For most municipalities, routine highway and street repair, re-curbing and drainage work are ongoing challenges that require a lot of manpower and several machines, all of which must be financed with tight budgets.
The Jackson Township Highway Division in Stark County, Ohio, is typical. Its 13 full-time employees and limited equipment fleet are responsible for maintaining 202 miles of paved roads, in addition to clearing drainage ditches, repairing curbs, mowing and much more.
Purpose-designed for governments, Gradall’s Discovery Series crossover excavators proved to be a suitable equipment option for the township. With a telescoping, tilting boom and upper structure mounted on a Freightliner truck chassis, the Discovery model is an affordable replacement for the G3WD Gradall excavator that had served the township for many years. The Discovery can use a variety of attachments to handle jobs such as ditching, grading and landscaping; curb, gutter and sidewalk repairs; and culvert replacement.
When jetters were unable to open up a clogged metal drainage pipe under a residential driveway, operator Tom Shonk used the Discovery model’s tilting boom and ditching bucket to excavate and remove the pipe, then clean up the ditch.
The boom then was used to position three sections of new plastic pipe in the ditch, where one end was attached to an existing drainpipe. Next, the Gradall excavated a place to install a new catch basin and lowered it into position at the other end of the pipe.

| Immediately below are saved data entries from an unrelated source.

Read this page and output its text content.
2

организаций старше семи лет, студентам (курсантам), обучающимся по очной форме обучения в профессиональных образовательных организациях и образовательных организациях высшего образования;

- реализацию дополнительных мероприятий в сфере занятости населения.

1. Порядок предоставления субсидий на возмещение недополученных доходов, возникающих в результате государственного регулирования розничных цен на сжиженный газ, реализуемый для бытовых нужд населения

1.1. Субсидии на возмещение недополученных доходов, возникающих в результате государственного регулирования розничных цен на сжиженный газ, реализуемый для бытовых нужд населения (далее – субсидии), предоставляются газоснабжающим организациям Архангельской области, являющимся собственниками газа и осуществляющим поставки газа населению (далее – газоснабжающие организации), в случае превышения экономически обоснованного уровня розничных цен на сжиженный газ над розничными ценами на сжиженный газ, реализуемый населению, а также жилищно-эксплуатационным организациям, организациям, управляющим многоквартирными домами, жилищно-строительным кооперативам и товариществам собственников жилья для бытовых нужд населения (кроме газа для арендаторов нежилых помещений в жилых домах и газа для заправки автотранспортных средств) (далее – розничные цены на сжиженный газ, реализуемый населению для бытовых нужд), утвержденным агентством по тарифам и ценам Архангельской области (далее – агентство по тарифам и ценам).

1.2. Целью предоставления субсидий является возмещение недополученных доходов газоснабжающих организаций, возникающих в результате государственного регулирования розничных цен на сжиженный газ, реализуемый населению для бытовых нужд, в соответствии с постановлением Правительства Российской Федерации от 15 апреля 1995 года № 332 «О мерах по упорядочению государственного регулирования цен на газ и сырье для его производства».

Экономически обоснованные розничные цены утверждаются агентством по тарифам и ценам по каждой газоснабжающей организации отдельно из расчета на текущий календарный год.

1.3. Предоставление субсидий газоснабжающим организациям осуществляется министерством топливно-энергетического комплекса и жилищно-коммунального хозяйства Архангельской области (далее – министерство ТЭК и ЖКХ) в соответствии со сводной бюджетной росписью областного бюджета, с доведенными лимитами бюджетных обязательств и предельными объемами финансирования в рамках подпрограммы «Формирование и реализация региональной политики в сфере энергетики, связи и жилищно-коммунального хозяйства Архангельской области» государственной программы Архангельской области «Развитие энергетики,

The tilting boom movements spread fine aggregate around the new pipe, creating an even surface that was topped with course aggregate—the finished surface for the residential driveway. The entire project was completed in just a few hours.

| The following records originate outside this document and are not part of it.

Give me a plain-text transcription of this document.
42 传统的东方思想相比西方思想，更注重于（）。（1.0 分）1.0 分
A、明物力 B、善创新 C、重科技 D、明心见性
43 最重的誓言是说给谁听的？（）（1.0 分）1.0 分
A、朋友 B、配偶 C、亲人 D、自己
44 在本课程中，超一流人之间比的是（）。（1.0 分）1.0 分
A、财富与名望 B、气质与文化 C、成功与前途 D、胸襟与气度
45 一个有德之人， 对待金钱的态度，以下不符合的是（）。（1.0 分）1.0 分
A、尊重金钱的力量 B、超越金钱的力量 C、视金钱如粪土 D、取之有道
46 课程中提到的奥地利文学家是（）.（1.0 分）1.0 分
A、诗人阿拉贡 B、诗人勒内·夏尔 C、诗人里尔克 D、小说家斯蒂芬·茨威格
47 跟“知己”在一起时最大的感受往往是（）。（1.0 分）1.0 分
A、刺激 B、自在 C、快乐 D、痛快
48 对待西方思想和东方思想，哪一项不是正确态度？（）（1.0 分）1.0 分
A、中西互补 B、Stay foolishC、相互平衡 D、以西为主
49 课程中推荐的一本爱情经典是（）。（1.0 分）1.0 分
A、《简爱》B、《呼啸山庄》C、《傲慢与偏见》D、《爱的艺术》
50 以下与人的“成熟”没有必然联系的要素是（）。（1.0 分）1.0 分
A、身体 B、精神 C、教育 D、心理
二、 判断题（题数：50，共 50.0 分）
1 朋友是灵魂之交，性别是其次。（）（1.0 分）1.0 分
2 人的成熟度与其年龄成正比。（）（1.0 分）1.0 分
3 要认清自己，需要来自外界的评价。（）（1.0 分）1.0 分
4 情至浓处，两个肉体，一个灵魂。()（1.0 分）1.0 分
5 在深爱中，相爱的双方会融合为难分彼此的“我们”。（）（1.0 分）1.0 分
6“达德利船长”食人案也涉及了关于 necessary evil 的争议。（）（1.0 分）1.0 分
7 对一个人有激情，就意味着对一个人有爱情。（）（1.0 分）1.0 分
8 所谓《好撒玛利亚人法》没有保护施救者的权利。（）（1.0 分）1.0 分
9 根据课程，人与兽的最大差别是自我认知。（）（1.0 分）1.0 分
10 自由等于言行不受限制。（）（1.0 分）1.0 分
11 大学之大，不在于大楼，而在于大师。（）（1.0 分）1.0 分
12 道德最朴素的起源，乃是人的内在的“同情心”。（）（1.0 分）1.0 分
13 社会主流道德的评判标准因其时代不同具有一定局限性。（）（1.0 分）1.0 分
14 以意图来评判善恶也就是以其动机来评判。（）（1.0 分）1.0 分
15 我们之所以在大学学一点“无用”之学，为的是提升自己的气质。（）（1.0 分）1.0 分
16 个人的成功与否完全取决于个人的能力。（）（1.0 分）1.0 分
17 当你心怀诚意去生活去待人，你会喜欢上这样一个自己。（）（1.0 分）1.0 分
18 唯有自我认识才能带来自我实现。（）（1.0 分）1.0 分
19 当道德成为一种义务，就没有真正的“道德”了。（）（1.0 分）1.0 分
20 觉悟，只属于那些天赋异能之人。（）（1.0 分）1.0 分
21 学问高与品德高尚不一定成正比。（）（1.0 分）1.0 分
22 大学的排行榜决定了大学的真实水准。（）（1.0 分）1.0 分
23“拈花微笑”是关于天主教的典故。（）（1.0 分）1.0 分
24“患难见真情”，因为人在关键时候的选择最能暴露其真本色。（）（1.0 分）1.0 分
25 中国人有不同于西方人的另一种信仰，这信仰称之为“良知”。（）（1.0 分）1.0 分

“We use the Gradall all the time for road repair, asphalt work, demolition with the fire department, tree stump removal and moving salt in the storage building over the winter,” said Shonk, who has 19 years’ experience operating Gradall excavators.
“We put the Gradall out to work almost every day,” said Victor Volpe, assistant public works director for the township. He noted that the Freightliner undercarriage can be driven at speeds up to 55 mph, eliminating the need for a lowboy trailer and truck—a requirement for conventional excavators and backhoes.
“With this one machine, one operator can do many different jobs at many different locations thanks to the tilting boom and ease of travel,” Volpe said.